A vida de Ardonoel ficou por meses monótona. Sua velha rotina se transformara em regra, e o velho só via a luz do Sol quando a dispensa estava vazia.
Cansando desta previsibilidade, tediante até para um senhor da idade dele, Ardonoel resolveu que deveria fazer alguma loucura. Reservou alguns trocados de sua diminuta aposentadoria e se aventurou pelas ruas do mundo em plena sexta-feira.
Ao mesmo tempo que se sentia perdido, os olhos de Ardonoel brilhavam como só haviam brilhado há quase um século. Ele voltara a ser uma criança no sentido de redescobrir o mundo e de apreciá-lo como se fosse a primeira vez.
No meio de seu passeio, enquanto caminhava sem rumo pelas irregulares calçadas de sua cidade e admirava as árvores, as pessoas e o já não tão limpo céu de hoje em dia, nosso personagem bateu o olhar em algo cuja única definição cabível é “apaixonante”.

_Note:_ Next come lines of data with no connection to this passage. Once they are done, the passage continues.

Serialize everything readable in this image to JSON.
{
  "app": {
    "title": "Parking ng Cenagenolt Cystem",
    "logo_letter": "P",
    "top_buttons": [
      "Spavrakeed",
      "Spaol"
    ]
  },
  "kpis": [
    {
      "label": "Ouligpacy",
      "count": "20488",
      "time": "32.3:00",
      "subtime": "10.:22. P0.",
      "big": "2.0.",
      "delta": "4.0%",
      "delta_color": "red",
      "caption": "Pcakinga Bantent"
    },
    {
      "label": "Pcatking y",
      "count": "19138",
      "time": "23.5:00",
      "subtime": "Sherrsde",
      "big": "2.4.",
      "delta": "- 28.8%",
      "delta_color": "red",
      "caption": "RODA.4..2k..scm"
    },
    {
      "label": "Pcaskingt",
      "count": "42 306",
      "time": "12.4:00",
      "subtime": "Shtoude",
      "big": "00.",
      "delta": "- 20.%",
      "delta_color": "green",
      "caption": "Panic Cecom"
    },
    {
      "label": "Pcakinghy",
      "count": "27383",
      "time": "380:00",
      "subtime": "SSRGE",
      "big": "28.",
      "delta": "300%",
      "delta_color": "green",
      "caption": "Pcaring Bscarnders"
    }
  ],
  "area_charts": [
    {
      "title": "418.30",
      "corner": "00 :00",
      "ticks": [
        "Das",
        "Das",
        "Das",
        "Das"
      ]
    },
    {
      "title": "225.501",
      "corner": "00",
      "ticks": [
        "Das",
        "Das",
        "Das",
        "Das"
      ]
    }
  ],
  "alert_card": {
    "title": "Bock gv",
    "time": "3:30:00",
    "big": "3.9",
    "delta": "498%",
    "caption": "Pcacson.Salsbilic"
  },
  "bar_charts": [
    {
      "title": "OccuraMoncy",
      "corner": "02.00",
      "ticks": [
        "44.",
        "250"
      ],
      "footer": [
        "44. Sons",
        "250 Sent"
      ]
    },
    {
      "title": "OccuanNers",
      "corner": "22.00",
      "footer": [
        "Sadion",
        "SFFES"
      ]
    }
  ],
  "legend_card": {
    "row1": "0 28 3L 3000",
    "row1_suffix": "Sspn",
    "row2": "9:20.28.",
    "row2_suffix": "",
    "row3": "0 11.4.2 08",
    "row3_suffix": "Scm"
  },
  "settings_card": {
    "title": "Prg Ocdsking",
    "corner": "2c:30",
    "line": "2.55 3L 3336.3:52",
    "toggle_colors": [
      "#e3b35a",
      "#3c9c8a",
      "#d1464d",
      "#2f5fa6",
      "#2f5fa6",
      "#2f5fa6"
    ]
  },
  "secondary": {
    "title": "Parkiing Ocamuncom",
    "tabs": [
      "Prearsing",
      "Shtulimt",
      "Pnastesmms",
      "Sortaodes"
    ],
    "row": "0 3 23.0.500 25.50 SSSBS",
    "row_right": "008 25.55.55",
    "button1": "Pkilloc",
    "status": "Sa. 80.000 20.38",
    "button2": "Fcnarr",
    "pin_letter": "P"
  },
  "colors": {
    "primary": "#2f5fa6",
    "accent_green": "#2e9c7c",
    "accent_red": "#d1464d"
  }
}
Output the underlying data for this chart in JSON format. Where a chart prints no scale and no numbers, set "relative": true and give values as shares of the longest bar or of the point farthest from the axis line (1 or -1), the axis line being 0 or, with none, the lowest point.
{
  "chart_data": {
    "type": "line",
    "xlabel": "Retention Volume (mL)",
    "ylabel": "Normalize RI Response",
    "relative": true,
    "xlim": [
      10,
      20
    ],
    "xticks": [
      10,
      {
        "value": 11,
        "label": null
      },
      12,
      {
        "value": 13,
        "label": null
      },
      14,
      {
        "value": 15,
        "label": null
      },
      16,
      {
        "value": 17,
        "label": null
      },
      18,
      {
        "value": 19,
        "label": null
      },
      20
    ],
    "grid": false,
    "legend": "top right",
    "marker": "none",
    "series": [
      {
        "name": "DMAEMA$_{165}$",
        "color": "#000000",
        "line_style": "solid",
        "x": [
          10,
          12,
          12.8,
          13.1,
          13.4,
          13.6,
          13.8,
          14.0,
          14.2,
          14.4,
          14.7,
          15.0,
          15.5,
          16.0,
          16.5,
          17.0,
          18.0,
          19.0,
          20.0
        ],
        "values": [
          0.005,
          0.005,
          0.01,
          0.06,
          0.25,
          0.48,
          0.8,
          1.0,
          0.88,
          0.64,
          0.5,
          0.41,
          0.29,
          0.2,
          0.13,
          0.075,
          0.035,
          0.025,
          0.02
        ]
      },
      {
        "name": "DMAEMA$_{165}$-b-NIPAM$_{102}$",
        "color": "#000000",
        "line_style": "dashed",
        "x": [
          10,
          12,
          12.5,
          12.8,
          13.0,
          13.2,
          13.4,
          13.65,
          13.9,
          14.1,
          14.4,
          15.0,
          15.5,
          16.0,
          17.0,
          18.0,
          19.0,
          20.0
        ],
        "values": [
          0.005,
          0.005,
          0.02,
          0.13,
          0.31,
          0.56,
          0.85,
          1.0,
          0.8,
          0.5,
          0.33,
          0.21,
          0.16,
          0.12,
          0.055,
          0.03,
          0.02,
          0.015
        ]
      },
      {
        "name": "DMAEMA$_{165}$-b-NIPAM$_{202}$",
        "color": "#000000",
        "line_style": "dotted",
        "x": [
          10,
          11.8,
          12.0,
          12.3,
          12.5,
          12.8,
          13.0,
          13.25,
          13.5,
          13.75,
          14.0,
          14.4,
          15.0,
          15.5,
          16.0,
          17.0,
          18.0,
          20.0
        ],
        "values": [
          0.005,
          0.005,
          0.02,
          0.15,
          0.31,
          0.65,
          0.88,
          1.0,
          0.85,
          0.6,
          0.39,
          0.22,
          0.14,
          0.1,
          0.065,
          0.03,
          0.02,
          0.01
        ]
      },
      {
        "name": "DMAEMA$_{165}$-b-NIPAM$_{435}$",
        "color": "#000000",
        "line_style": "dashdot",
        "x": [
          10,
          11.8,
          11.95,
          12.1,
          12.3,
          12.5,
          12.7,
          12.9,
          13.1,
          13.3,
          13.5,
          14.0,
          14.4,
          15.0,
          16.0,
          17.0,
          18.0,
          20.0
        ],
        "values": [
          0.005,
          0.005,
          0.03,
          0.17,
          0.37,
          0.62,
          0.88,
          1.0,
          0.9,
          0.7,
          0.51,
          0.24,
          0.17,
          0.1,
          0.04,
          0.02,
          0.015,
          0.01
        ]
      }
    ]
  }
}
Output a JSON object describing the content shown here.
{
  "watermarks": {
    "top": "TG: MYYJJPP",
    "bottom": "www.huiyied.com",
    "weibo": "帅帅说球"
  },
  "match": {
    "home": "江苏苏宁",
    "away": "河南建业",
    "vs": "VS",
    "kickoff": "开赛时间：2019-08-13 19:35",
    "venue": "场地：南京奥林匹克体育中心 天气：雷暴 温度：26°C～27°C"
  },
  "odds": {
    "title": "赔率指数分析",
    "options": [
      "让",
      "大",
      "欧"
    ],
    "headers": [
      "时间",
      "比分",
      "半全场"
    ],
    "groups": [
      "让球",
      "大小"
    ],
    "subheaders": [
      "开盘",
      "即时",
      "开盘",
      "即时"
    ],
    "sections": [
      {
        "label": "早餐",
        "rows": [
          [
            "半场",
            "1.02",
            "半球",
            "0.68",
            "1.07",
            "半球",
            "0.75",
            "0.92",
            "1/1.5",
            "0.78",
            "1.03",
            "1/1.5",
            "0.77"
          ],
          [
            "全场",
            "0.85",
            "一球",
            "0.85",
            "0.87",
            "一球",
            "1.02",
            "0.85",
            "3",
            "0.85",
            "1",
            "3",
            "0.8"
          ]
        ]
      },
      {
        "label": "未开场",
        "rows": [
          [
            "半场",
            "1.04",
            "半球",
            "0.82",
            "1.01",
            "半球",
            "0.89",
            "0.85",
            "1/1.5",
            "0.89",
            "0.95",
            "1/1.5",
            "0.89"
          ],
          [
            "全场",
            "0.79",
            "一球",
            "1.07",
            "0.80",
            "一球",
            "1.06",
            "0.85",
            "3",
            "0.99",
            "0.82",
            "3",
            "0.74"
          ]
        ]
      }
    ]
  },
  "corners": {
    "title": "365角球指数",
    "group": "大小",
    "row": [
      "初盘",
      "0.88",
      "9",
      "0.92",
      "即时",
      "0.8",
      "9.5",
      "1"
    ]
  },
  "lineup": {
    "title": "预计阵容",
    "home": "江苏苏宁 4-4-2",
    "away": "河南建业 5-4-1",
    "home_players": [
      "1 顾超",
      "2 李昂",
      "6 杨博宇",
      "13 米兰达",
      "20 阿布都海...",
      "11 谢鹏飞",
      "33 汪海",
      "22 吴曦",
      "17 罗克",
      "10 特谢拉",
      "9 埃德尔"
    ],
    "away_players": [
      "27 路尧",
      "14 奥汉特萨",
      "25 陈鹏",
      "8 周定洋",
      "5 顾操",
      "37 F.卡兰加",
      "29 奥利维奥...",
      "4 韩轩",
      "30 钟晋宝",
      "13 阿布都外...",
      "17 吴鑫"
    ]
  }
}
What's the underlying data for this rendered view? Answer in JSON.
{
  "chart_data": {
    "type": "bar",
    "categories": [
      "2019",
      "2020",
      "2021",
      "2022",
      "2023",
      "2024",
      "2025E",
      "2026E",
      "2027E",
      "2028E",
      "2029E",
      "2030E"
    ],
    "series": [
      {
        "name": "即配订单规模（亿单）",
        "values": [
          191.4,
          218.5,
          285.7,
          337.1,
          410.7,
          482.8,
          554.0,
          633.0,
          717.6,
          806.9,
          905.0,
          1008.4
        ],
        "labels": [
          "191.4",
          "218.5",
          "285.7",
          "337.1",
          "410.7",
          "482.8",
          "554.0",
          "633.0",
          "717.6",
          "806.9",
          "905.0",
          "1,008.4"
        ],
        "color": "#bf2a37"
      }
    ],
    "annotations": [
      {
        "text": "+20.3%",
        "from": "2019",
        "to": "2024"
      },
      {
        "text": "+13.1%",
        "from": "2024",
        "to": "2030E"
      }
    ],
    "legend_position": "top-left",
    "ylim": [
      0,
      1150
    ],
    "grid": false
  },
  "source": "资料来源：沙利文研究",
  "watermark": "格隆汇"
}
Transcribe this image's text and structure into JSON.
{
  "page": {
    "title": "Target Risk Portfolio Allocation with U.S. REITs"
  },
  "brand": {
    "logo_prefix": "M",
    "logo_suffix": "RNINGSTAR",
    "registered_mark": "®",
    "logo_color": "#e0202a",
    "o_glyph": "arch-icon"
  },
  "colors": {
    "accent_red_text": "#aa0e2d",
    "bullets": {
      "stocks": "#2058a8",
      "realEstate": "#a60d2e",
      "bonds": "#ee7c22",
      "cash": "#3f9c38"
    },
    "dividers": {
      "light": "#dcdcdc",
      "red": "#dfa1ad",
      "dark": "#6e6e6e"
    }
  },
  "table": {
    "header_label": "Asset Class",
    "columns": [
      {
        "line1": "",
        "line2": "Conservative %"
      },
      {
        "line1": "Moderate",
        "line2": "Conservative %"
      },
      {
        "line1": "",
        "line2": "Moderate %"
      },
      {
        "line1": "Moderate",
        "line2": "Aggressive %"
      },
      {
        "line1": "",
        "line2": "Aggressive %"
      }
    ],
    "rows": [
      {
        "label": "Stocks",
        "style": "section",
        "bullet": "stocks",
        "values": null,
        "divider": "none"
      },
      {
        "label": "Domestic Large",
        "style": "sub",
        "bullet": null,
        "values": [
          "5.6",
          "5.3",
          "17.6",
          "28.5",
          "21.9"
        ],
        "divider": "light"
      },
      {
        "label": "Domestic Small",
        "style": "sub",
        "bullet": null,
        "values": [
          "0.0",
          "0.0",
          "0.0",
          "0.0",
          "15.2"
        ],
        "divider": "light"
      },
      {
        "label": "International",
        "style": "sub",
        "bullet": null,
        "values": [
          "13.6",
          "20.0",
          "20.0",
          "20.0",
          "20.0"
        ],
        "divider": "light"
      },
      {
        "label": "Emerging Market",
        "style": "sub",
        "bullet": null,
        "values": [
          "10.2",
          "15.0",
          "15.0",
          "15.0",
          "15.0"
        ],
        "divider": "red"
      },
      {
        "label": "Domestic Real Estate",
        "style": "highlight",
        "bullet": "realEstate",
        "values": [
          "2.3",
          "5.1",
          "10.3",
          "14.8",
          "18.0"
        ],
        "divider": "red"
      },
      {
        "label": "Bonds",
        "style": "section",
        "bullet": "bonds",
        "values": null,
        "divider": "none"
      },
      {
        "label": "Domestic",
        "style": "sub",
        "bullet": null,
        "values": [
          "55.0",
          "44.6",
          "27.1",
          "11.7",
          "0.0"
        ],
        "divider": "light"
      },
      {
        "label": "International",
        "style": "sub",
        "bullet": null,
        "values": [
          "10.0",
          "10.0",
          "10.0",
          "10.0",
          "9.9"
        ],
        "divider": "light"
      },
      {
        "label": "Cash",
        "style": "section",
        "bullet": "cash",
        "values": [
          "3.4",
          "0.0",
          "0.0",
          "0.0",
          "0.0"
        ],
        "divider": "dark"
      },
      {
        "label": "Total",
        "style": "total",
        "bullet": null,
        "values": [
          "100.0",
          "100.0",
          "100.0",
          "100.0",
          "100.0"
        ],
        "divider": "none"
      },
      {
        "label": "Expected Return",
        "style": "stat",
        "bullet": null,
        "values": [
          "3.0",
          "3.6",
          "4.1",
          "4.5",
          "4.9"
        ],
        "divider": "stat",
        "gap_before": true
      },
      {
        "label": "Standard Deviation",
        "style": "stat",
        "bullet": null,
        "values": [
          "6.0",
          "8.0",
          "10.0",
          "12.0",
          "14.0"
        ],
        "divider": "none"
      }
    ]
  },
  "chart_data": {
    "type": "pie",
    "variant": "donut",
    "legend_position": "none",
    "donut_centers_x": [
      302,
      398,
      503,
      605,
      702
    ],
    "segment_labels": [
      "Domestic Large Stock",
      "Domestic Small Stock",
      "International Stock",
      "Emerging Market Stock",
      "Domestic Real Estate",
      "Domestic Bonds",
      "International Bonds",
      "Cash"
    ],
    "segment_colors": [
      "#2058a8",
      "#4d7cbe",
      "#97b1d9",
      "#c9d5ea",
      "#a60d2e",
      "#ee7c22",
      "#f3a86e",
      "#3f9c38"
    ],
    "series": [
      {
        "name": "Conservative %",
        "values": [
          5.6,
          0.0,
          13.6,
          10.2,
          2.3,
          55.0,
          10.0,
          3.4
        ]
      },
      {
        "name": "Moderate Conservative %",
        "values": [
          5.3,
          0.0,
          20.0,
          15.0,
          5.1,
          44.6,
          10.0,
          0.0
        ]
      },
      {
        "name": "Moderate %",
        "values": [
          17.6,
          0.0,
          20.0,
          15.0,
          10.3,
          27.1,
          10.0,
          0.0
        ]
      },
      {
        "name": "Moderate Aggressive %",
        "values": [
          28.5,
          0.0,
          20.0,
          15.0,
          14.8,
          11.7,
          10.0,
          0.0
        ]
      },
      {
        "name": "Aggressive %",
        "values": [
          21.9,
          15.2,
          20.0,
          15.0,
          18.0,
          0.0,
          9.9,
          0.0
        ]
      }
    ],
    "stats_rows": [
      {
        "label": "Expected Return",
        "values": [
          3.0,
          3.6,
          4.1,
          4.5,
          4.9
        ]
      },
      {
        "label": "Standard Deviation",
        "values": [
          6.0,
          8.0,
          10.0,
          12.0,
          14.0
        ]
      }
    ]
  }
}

Assim como as formigas seguem o açúcar, os olhos do nosso velho seguiram a doçura daquele rosto. Um olhar que de tão encantador Ardonoel não conseguira descrevê-lo e um sorriso tão puro e belo que o coração daquele senhor quase lhe saltara pela garganta com a excitação de finalmente ter encontrada a expressão sorridente perfeita.
Ela era mais jovem do que ele, o que não é tarefa difícil, mas nosso querido Sr. Coypam não podia perder a oportunidade de pelo menos saber o nome de sua nova musa, tudo para que ele pudesse tentar descrever aquela imagem com todo preciosismo de detalhes – e o nome é um detalhe importante – que ela merecia.
Então, se aproximou dela o mais rápido que suas fracas pernas conseguiam e perguntou, com um simpático e tímido sorriso:
– “Desculpe, mas qual seu nome?”
– “Pra quê?”, respondeu a bela moça.
Ardonoel então não poupou palavras e explicou o verdadeiro motivo. Se houve algo que ele aprendeu no decorrer dos seus vários anos de vida, é que a sinceridade sempre é a melhor saída. Disse que sua beleza era tamanha que nem todos adjetivos da língua portuguesa juntos seriam capaz de descrevê-la, mas que ele mesmo assim tentaria.
Sim, ele tentaria, simplesmente porque aquela imagem não sairia de sua cabeça tão cedo. É impossível tirar da cabeça alguém que não sai do coração, e aquela moça certamente ficara tatuada no cansado músculo cardíaco de Ardonoel.
Os olhos da moça brilharam e seu sorriso apareceu de maneira discreta. Nosso senhor, um aficionado por detalhes, quase morrera. “Como pude viver todos estes anos sem isto?”, se perguntava repetidamente.
Apesar da diferença de idade e da peculiaridade da situação em que se conheceram, conversaram como se não houvesse amanhã. Ela lhe contou sobre seus gostos e sobre sua vida, enquanto ele prestava atenção em cada deleitável palavra pronunciada por aqueles lindos lábios.
Ardonoel voltou para sua casa já no sábado de manhã, e só não pulava de alegria por conta de seus problemas de joelho. Cantarolava, e a única vez que se o viu mais feliz do que aquele dia foi no domingo a noite, depois de já tê-la encontrado, além da própria sexta, no sábado e no domingo de tarde.
Já em casa, deixando o seu livro de lado mais uma vez, pegou com suas mãos tremulas o lápis de sempre e uma folha em branco, onde tentara escrever sobre a moça, algo que ele nunca realmente conseguiu fazer, uma vez que mesmo adorando as palavras, não conseguia sinônimos o bastante para “beleza”, “doce” e “perfeição”.